Scarborough warning for new gtld registrants as government objections published
It's · · · — — — · · · for new gtld registrants now government objections have been published. ICANN's Government Advisory Committee has published a list of 'Early Warnings' by national governments to around 250 of the requested new gtlds.
The list indicates which country has objected and provides brief details of the grounds for doing so. Curiously, almost half of the objections were filed by Australia, including against .attorney and .lawyer. The reason given is that the use of these terms is restricted and the applicant for the new gtld has not satisfied the relevant authorities that it qualifies to be able to use the term. The warning states:
Consumer protection: The string [.attorney/.lawyer] is linked to a regulated market sector, and [applicant] does not appear to have proposed sufficient mechanisms to minimise potential consumer harm.
I'll just wait over here. |
Applicants now have a 21-day period in which to respond. If they choose to withdraw their application then they will receive a US$138,000 refund (80% of the fee) [that's still a disbursement cost of US$34,500 to get this far, the same as just over 200 UK trade mark applications - Merpel].

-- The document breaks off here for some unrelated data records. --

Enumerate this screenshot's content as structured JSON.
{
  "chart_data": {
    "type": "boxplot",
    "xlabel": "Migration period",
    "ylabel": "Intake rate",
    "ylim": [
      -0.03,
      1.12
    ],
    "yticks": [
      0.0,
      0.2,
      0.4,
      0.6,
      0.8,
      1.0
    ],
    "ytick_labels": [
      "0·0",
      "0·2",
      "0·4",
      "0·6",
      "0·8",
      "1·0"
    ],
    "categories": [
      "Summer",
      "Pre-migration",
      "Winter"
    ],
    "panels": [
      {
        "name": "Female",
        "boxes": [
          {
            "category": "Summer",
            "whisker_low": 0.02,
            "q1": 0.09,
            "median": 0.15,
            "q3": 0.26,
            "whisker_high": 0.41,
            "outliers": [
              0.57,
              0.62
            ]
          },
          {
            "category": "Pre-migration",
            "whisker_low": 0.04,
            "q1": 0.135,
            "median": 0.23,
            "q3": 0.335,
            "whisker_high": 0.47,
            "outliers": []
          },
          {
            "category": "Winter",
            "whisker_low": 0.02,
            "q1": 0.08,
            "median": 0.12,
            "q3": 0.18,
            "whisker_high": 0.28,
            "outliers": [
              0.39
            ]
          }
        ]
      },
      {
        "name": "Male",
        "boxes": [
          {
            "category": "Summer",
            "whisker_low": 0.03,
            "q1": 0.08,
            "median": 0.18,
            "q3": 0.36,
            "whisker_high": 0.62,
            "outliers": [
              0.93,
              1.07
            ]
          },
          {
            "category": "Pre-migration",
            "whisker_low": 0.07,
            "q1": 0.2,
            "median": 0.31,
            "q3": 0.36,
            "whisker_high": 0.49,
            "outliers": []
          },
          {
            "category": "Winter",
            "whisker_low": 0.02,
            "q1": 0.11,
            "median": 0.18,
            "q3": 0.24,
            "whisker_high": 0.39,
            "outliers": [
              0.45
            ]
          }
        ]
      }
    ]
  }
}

This Kat thinks it odd that only Australia raised objections based on use of the restricted terms 'lawyer' and 'attorney' and wonders if these should be added to the UK's sensitive terms list. This is contained in the Companies Act 2006 (which replaced the Business Names Act 1985) and, pursuant to section 55, requires businesses to, for example, seek the permission of the Secretary of State for Business, Enterprise & Regulatory Reform before using the term Patent, Registered or Sheffield in a business name. For those not wishing to analyse The Company, Limited Liability Partnership and Business Names (Sensitive Words and Expressions) Regulations 2009, fortunately, Companies House has produced this neat guide here.
I wonder if my horoscope has the answer. |
If .lawyer and .attorney are ultimately only directed at non-Australian consumers then the warning might seem a bit over the top; if they are not, then presumably each country will have to take steps to enforce their domestic legislation on sensitive terms [you assume that the applicant is Australian or that ICANN will implement a suitable legal mechanism to allow blocking and/or suspension].
This Kat wonders what will happen next. The objections are not binding on ICANN which seems keen to launch by May 2013 and the applicants have invested so much to get this far. The battle lines are drawn. A scrum seems inevitable.